L’idée du témoignage est importante dans le livre de Christophe Levaux. D’une part parce que nous recevons un récit qui se veut un témoignage fictif ou une confession. Et d’autre part parce que ce même narrateur ne cesse de se positionner comme le témoin des maltraitances qu’il a fait subir. Cette ambivalence dans le récit du personnage qui se pense témoin prend source dans le récit qu’il fait de son enfance, une enfance rythmée par la colère du père qui se déverse par opposition aux émotions retenues : « On dit passe-moi le sel, demain il va pleuvoir ou j’ai vu la voisine au marché. Mais dans les faits on ne parle vraiment jamais. Et on se livre encore moins. Se livrer est une forme d’indécence qu’il convient de réprimer. »

Le silence dans la famille, « le putain de silence des centaines de dimanches muets »,  a un poids et trouve un écho dans le silence assourdissant de Dieu. Tandis que la mère est entièrement tournée vers la figure du Christ, le petit garçon, lui, s’accroche à deux figures masculines qui agissent comme des (re)pères dysfonctionnels : le père mutique — sauf quand il s’agit de déverser sa colère — et le footballer belge Gille de Bilde qui assène un coup de poing à un autre joueur lors d’un match. Le narrateur assiste aux comportements violents de ces deux figures mais quelque chose s’interpose entre lui et la violence, ente lui et le sens, que ce soit l’objet symbolique de l’écran de télévision ou le silence du père qui s’abstient de commenter le geste du footballeur. De même, quand son père frappe sa mère, l’épaisseur du plancher entre le petit garçon et les parent le ramène à cette même impuissance : « Le trou, on aurait dit qu’il était ensorcelé et ne laissait passer que ce qu’il voulait, parce que lorsqu’on finissait par s’affoler totalement de la violence qui en débordait et nous mettions à hurler comme des dingues Maman, Maman, nos cris pleins de sanglots échouaient systématiquement à crever le plancher. On s’est souvent endormis comme ça, mon frère et moi : harassés et tremblants de frayeur pendant que sous nos pieds, ça valdinguait plus fort que dans le pire des westerns. » Parler d’ensorcellement n’est pas anodin et dit quelque chose de l’incompréhension et de l’impuissance du personnage à agir une fois adulte comme s’il était justement ensorcelé soit coupable mais pas responsable : « Je sais ce que j’ai fait, je ne suis pas un idiot : je nous ai rendus laids. J’ai tellement fait, j’ai tellement tout fait mal en réalité, que ça nous a défigurés. Toi tu es défigurée, Sophie, tu le sais pas mais c’est à cause de moi, moi seul, comme un sorcier malade. Je sais que je t’ai toi aussi faite moche je t’ai défigurée. »

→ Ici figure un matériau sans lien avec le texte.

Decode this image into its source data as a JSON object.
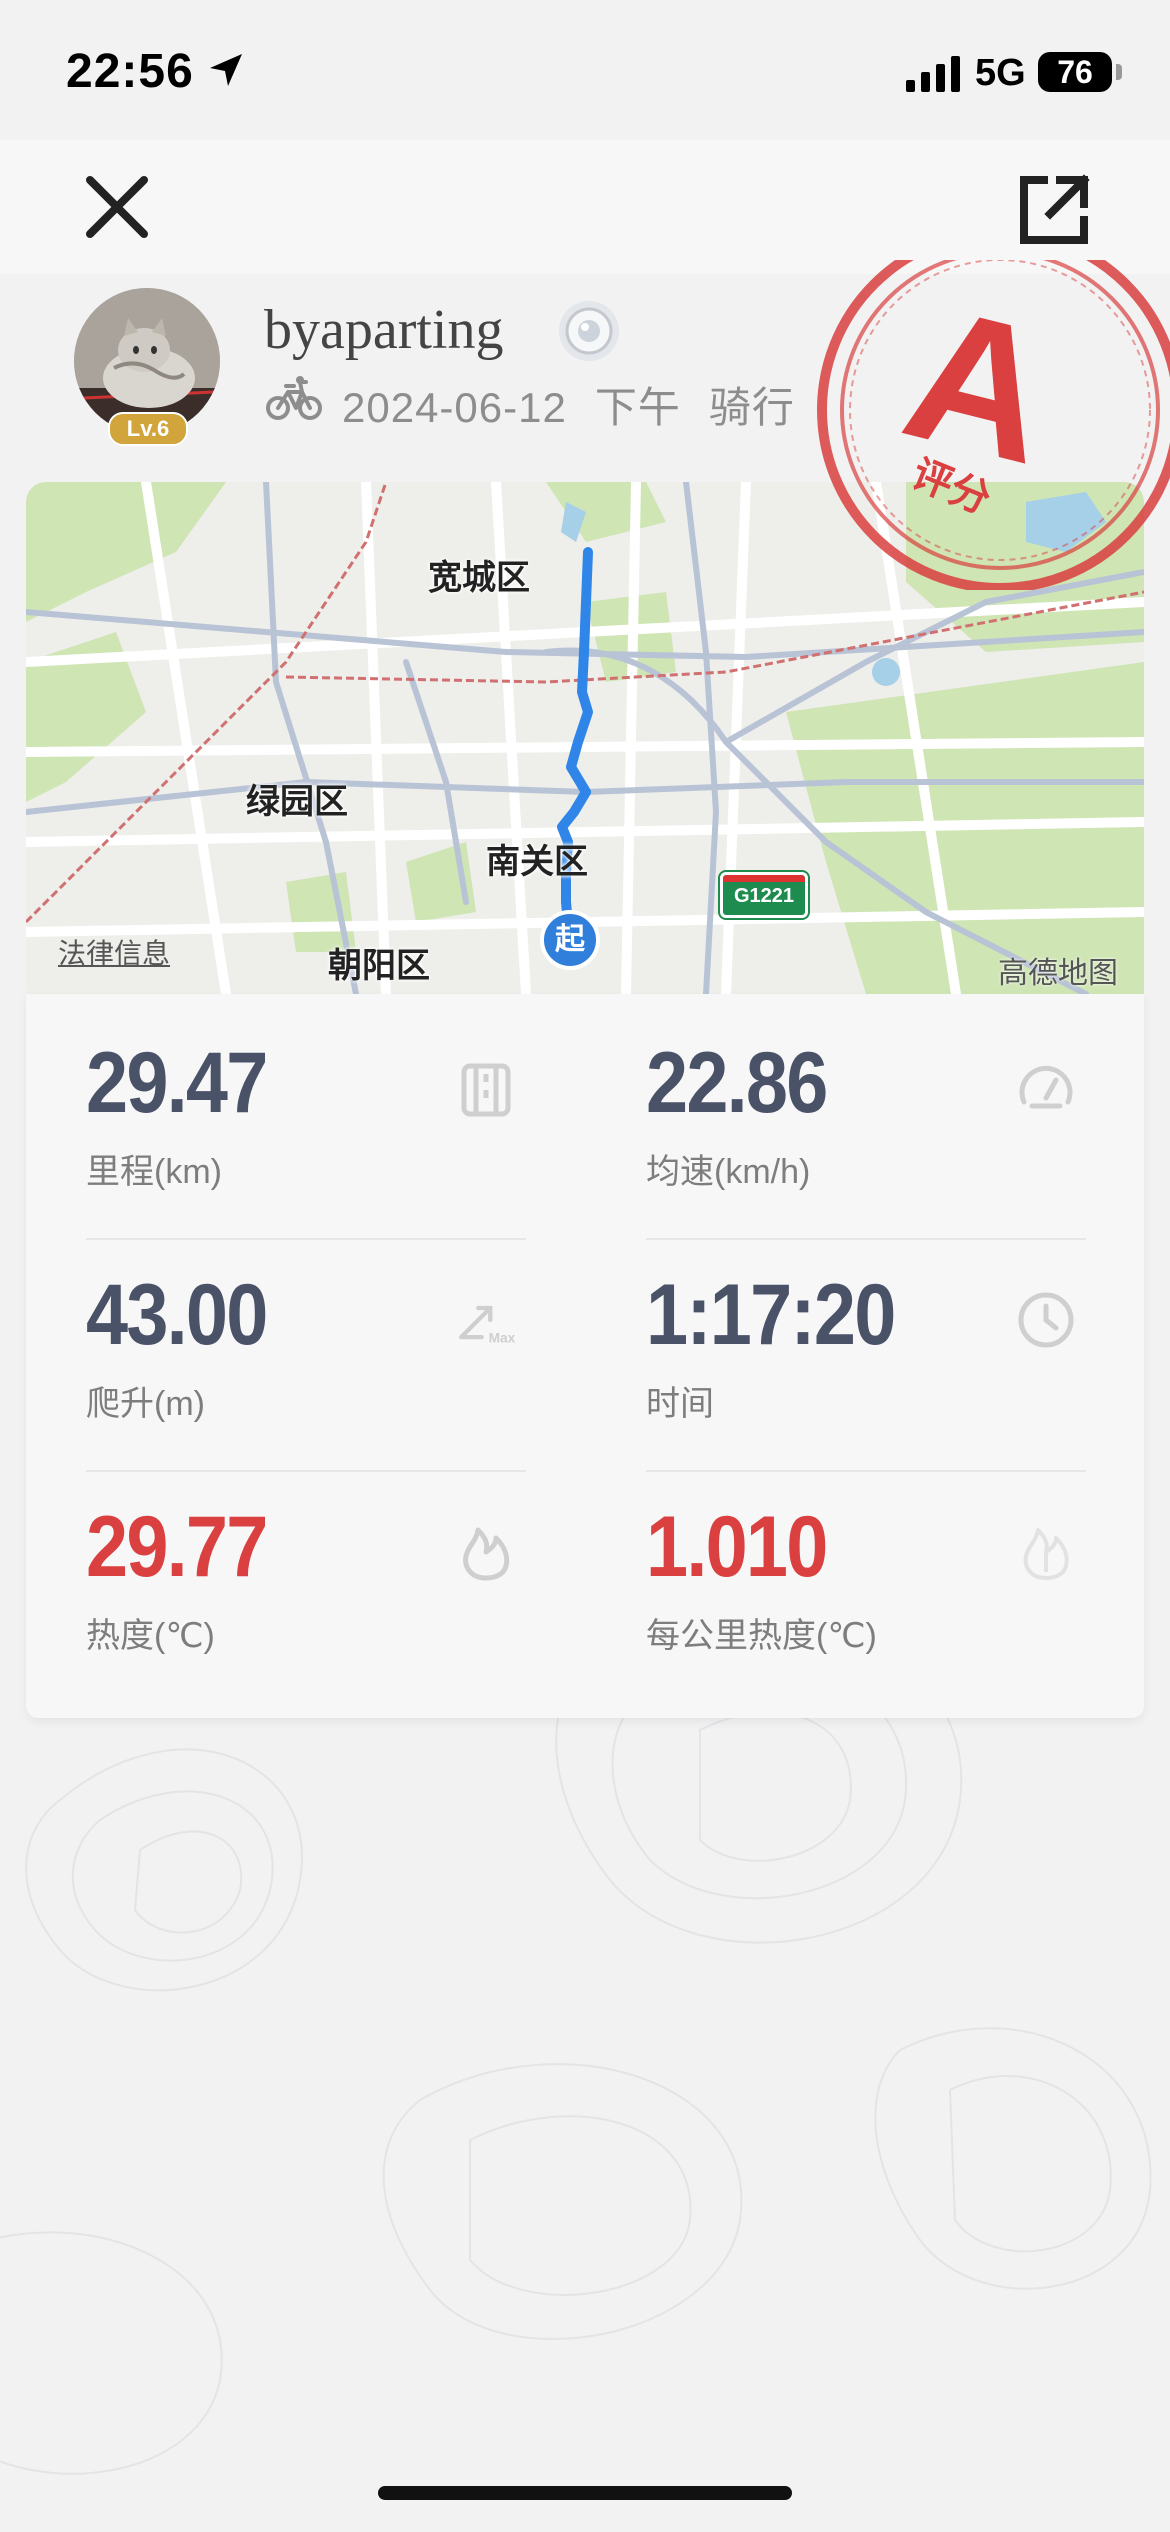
{
  "status_bar": {
    "time": "22:56",
    "network": "5G",
    "battery": "76"
  },
  "nav": {
    "close_icon": "close-icon",
    "share_icon": "share-export-icon"
  },
  "profile": {
    "username": "byaparting",
    "level": "Lv.6",
    "date": "2024-06-12",
    "period": "下午",
    "activity": "骑行"
  },
  "grade_stamp": {
    "grade": "A",
    "label": "评分",
    "color": "#d9403f"
  },
  "map": {
    "labels": {
      "kuancheng": "宽城区",
      "lvyuan": "绿园区",
      "nanguan": "南关区",
      "chaoyang": "朝阳区",
      "legal": "法律信息",
      "provider": "高德地图",
      "highway": "G1221",
      "start": "起"
    },
    "route_color": "#2f86e8"
  },
  "stats": {
    "distance": {
      "value": "29.47",
      "label": "里程(km)",
      "icon": "road-icon"
    },
    "avg_speed": {
      "value": "22.86",
      "label": "均速(km/h)",
      "icon": "speedometer-icon"
    },
    "climb": {
      "value": "43.00",
      "label": "爬升(m)",
      "icon": "climb-max-icon"
    },
    "duration": {
      "value": "1:17:20",
      "label": "时间",
      "icon": "clock-icon"
    },
    "heat": {
      "value": "29.77",
      "label": "热度(℃)",
      "icon": "flame-icon"
    },
    "heat_per_km": {
      "value": "1.010",
      "label": "每公里热度(℃)",
      "icon": "flame-outline-icon"
    }
  },
  "colors": {
    "value_dark": "#4a5268",
    "value_red": "#d9403f"
  }
}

Lui, seul comme un sorcier malade ou comme un ensorcelé, ne cesse de répéter des fragments de cette comptine sortie de l’enfance dont chaque nouveau mot commence par la syllabe qui finit le précédent : « chapeau de paille, paillasson, somnambule » … Cette comptine construite sur une figure de style qui s’appelle le dorica castra crée une boucle infinie et revient aux paroles de départ. La logique sonore prime sur le sens et l’absurdité amuse. Dans le roman de Christophe Levaux, le dorica castra est matriciel. La comptine revient dans le récit du personnage comme une litanie-écran qui donne l’impression que le personnage côtoie la folie ou que tout s’inscrit dans la suite logique des choses et que le personnage est assujetti à cette logique. L’idée plaisante du dorica castra est de laisser une liberté créatrice mais ici le seul moyen pour le personnage de briser l’engrenage est l’« intervention » physique : enfant, pour stopper la violence du père et détourner l’attention sur lui, le personnage se renverse une marmite de soupe brûlante sur le visage. Pour stopper le cercle de moqueries des camarades, « le marabout » – la comptine –  s’invite avec la réponse physique qui surgit comme un animal à la fin de la phrase :  « qui de nouveau se convie, vie de chien, chien de chasse, et quasiment tapi au sol je bondis ». Adulte, pour extérioriser sa colère, son amertume et ce qu’il n’arrive pas à dire, il se frappe : « J’ai continué à répéter voilà ce que tu me fais crescendo, j’ai encore fait quelques spasmes dont un gros pour conclure, puis me suis retourné brutalement le poing levé. J’ai redit voilà ce que tu me fais en regardant Sophie droit dans les yeux, j’ai vu sa pupille vibrer, puis j’ai abattu d’un coup mon poing sur ma propre tempe. (…) Je ne les avais pas anticipés mais mes coups matérialisaient enfin ce que j’avais ressenti toute la journée : des poings dans ma gueule, qui maintenant me foutaient littéralement au sol. »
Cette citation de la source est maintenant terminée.